Again, as in the flat worms above, some of these animals can be brilliantly colored and relatively benign additions to reef aquaria. Of course, there are also some species that are voracious predators which may cause damage to other species in a reef tank, but many tropical species appear happy to simply scavenge the detritus piles for left-overs. Unfortunately in the case of both groups I have discussed in this article, there is relatively little know about the biology of the group in general, but their abundance and ability to hide in and among tiny pieces of live rock make it likely that the observant hobbyist will encounter one or both these animals at some point in the life of their aquarium. I can offer no better advice than to watch the animal closely (separating unknown and potentially harmful animals into the sump or a separate tank is generally a good idea until it can be observed) and determine whether or not it presents a threat before sentencing an innocent and potentially interesting tank addition to the royal flush (which, for some reason, seems to be the favorite mode of execution for unwanted aquarium guests).

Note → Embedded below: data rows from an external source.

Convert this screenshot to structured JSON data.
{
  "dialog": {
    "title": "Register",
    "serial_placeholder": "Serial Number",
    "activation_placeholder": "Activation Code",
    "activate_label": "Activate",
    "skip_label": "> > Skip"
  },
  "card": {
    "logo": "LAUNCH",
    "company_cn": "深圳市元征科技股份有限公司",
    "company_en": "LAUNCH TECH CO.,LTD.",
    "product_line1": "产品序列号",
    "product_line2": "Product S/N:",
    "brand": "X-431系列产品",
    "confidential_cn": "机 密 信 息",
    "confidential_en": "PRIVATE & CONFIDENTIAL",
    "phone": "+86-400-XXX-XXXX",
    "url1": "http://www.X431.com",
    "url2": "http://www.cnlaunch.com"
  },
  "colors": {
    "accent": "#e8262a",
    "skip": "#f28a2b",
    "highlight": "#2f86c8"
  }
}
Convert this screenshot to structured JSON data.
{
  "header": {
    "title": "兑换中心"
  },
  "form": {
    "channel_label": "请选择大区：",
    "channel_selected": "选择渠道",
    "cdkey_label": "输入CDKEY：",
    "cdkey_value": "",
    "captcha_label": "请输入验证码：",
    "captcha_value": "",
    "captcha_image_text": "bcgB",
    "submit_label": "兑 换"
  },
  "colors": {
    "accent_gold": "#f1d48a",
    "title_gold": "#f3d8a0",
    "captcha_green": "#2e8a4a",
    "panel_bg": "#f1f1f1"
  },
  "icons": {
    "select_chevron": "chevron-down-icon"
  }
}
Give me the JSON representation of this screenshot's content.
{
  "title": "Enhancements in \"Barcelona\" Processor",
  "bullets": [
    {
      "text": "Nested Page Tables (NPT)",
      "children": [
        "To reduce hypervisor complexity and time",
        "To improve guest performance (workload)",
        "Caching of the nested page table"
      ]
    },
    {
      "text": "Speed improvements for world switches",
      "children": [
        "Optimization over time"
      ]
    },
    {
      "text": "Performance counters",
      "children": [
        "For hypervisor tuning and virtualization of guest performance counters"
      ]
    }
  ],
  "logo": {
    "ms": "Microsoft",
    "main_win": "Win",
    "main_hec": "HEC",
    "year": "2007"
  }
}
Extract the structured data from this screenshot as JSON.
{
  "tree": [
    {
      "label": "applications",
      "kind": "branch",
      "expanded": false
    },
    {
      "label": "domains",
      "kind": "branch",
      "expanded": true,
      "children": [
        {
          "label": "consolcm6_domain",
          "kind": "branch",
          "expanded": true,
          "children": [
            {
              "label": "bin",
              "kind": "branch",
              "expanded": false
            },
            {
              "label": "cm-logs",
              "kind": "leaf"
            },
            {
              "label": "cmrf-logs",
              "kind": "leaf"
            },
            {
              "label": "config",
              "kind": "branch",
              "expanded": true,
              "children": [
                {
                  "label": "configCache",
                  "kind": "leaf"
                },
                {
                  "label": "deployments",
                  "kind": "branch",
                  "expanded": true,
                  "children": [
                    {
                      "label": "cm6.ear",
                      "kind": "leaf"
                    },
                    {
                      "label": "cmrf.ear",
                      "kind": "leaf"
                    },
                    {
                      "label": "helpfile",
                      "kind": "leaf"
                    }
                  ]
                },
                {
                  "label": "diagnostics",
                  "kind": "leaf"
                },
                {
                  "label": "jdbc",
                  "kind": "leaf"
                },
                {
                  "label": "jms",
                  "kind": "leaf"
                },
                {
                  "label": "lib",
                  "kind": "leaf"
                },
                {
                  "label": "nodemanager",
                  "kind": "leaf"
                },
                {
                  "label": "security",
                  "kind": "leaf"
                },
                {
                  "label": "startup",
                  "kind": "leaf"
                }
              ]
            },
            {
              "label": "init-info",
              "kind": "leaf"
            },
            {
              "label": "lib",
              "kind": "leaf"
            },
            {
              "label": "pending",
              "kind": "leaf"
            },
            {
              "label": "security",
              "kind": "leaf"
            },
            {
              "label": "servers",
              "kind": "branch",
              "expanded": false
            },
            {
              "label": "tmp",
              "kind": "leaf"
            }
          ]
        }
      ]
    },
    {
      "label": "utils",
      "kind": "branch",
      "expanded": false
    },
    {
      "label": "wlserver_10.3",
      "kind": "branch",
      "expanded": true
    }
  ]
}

In most invertebrate zoology classes, a number of other small, wormlike phyla (such as gnathostomulids , gastrotrichs , kinorhynchs , priapulans , loriciferans , and acanthocephalans ) would be covered following flat and ribbon worms. Although these animals are common in live rock and especially in live sand, they are almost universally small, and are generally unobserved by even the most keen reef keepers. If you are curious about what these groups are, or what they look like, you can consult a general invertebrate zoology text book (such as Brusca & Brusca, 1990; Rupert & Barnes, 1996), or an in-depth aquarium text such as Moe (1993). Instead of filling in space with groups that are probably of little interest to the average aquarist, I will spend some time next month on the phyla Rotifera (rotifers) and the phylum Sipuncula (peanut worms).
Brusca, R.C., & G.J. Brusca, 1990. Invertebrates. Sinauer Associates, Inc. Sunderland, Mass. 922 pp.
Delbeek, J.C. & J. Sprung. 1994. The Reef Aquarium: a comprehensive guide to the identification and care of tropical marine invertebrates. , Ricordea Publishing: Coconut Grove, FL.
Moe, M.A., Jr., 1993. The Marine Aquarium Reference: Systems and Invertebrates. Green Turtle Publications, Plantation Florida, 512 pp.
Ruppert, E. E. & R. D. Barnes. 1994. Invertebrate Zoology. Saunders College Publishing. Philadelphia, 1056 pp.